I got the word a week or so ago that Galloway will be here for a week of interviews April 12-18 and he may have with him retired Army Lt. Gen. Claude M. "Mick" Kicklighter, who is charged with overseeing all aspects of the Vietnam War 50th Anniversary Commemoration, and sometimes travels to a location with Galloway.

While Galloway covered both Iraq and Afghanistan, it was his coverage of Vietnam which draws his continued and weighs most heavily on his shoulders and in his thoughts.

Galloway's interviews in Seattle may include Bruce Crandall, the helicopter pilot whose heroism in repeated flights into the death zone of the Ia Drang battlefield to bring supplies and evacuate the wounded that brought him the Medal of Honor, as well as prominent visibility in the movie made from Galloway's book. Crandall has retired to Kitsap County.

"We don't have a big budget and so we'd need a university or something like that to provide space and assistance to do the interviews," Galloway told me.
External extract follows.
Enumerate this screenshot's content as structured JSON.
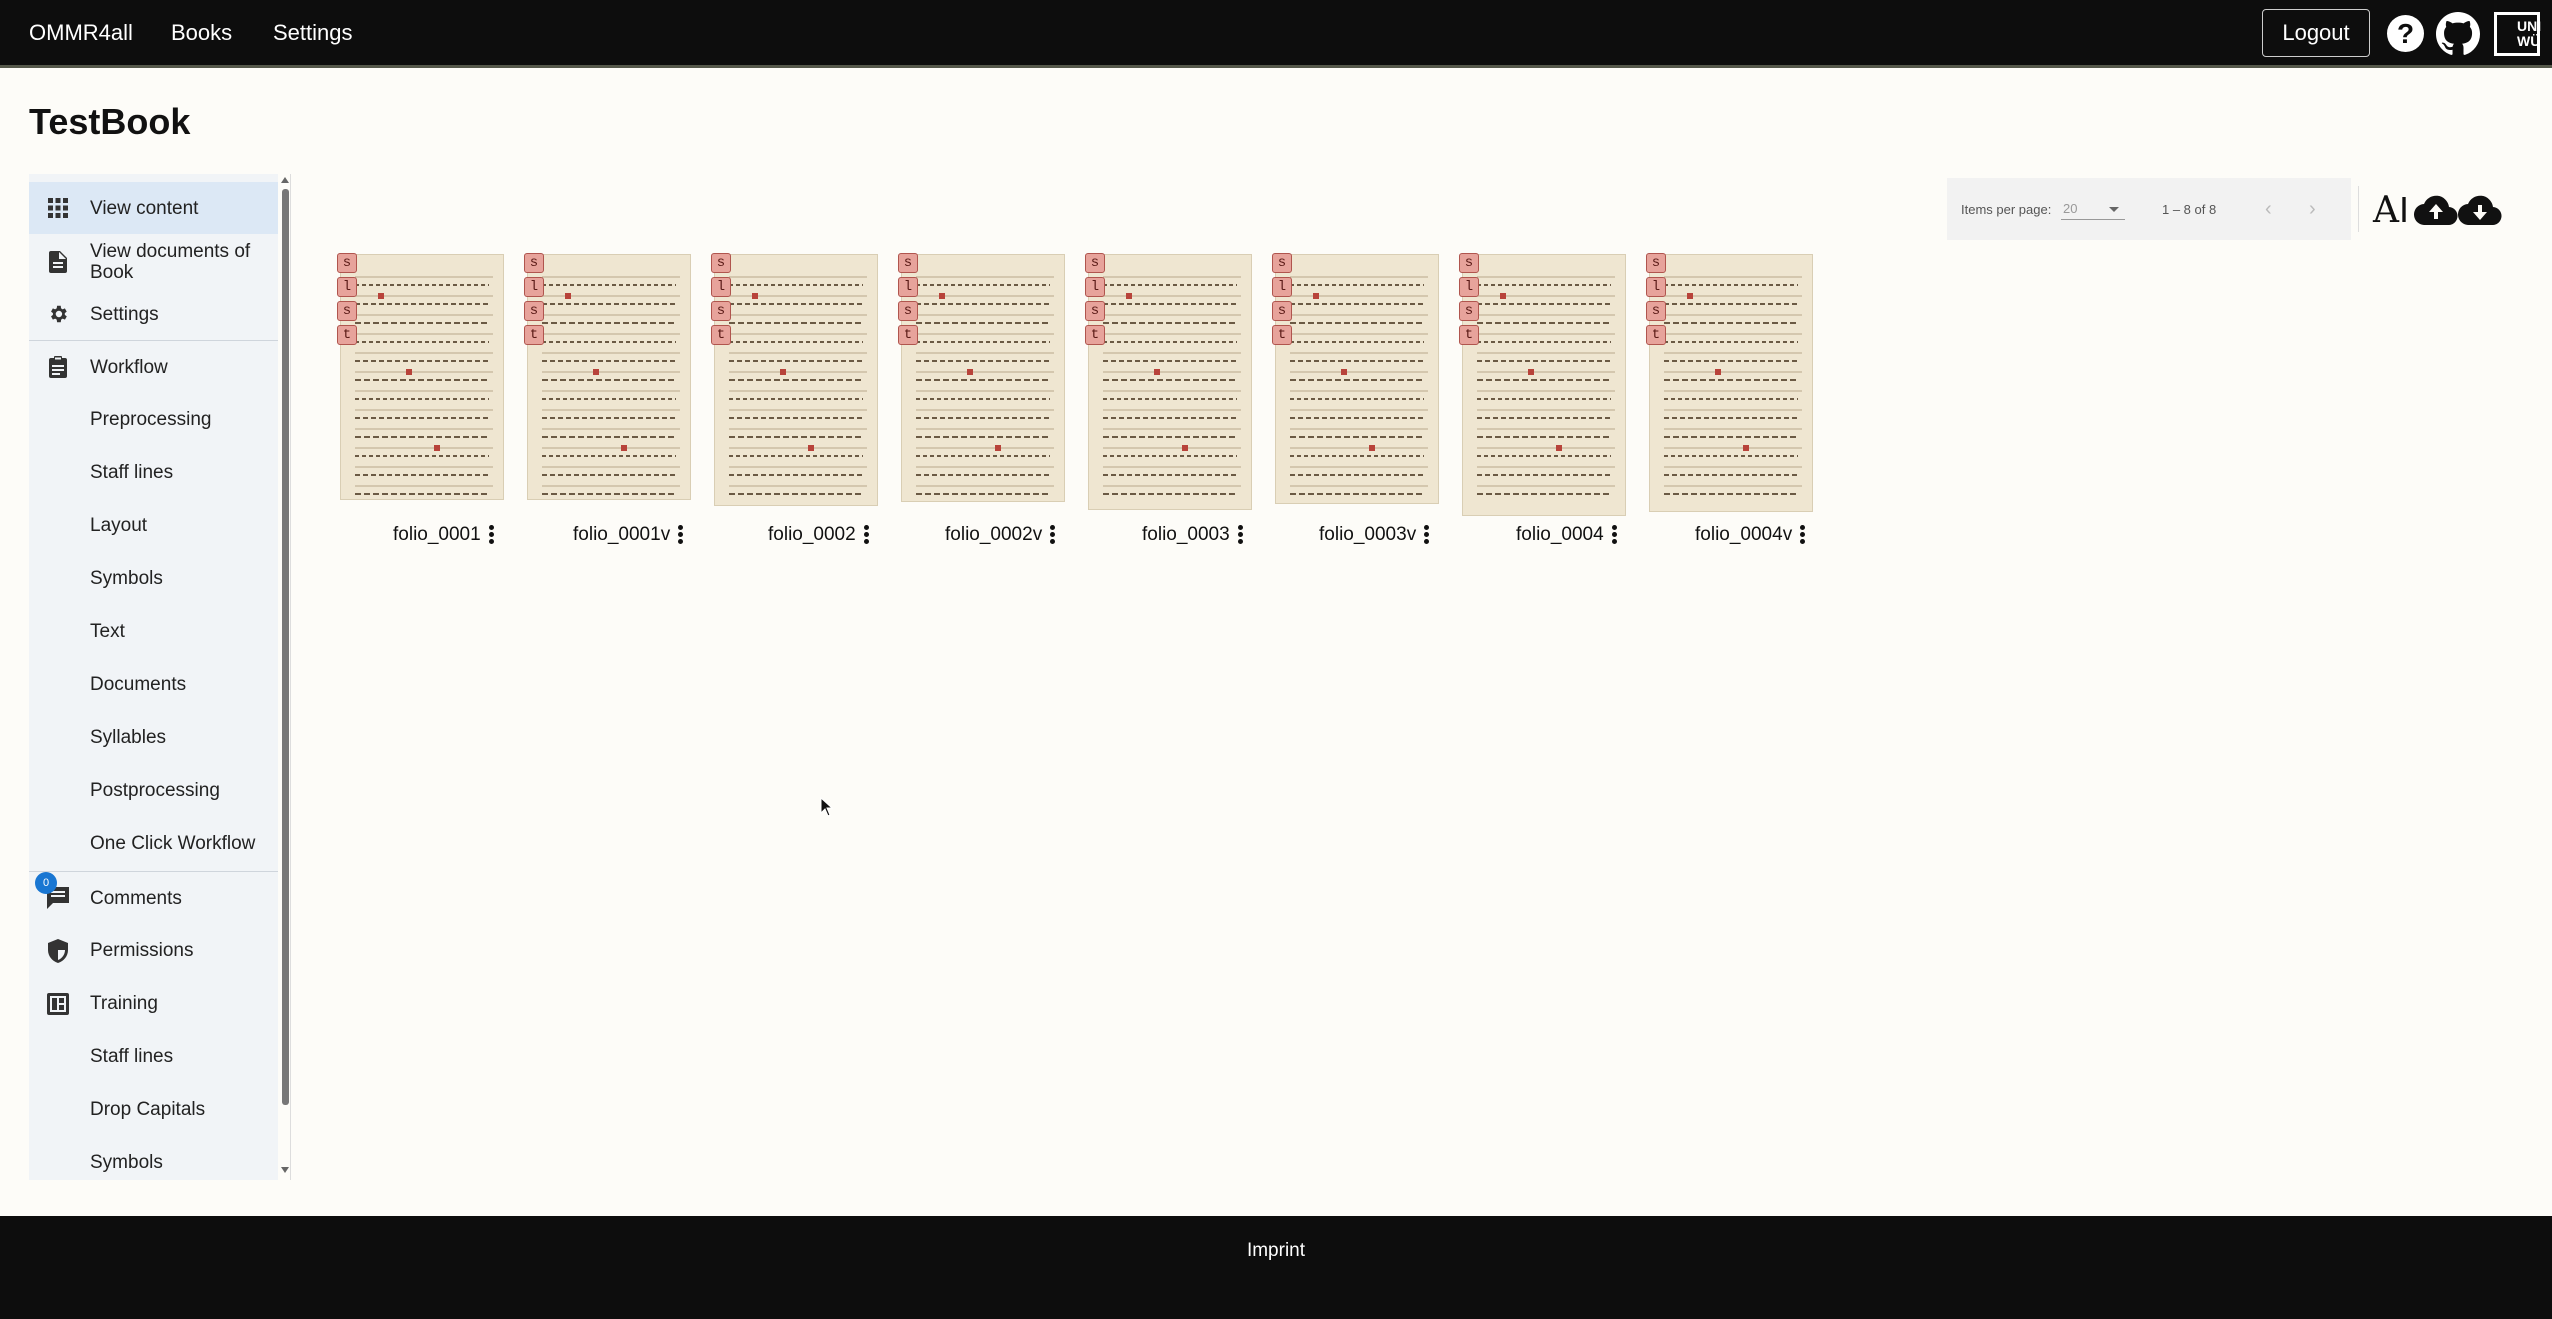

I quickly touched base with Pam Pearson, the vice president and general manager of KCPQ-13 for help and she readily agreed to provide whatever studio space and technical assistance he needed through the week.

"First time we've ever had a television station as our facility," Galloway enthused.  

In addition, Gloria Fletcher, president of Sound Publishing, which owns and publishes daily and weekly newspapers across the state - many in areas of heavy military concentration - has agreed to help promote Galloway's visit as well as events that may be related to it, and thus provide visibility for companies that may wish to participate in some manner.

This coming Memorial Day is the opener of what Kicklighter has described as the "most active phase" of the 50th Commemoration, which will run to Veterans Day 2017. and finally conclude on Veterans Day 2025.

The goal now, and one that may be contributed to with the Seattle visit, is development of Commemorative Partners, a program designed for federal, state and local communities, veterans' organizations and other nongovernmental organizations to assist in thanking and honoring Vietnam Veterans and their families.  

Commemorative Partners are encouraged to participate in the Commemoration of the Vietnam War by planning and conducting at least two events or activities during that will recognize the Vietnam Veterans and their families' service, valor, and sacrifice.  

Commemorative Partners must commit to conduct at least two events each year during the commemorative period of 2015 - 2017 that will recognize, thank and honor our Vietnam Veterans and their families.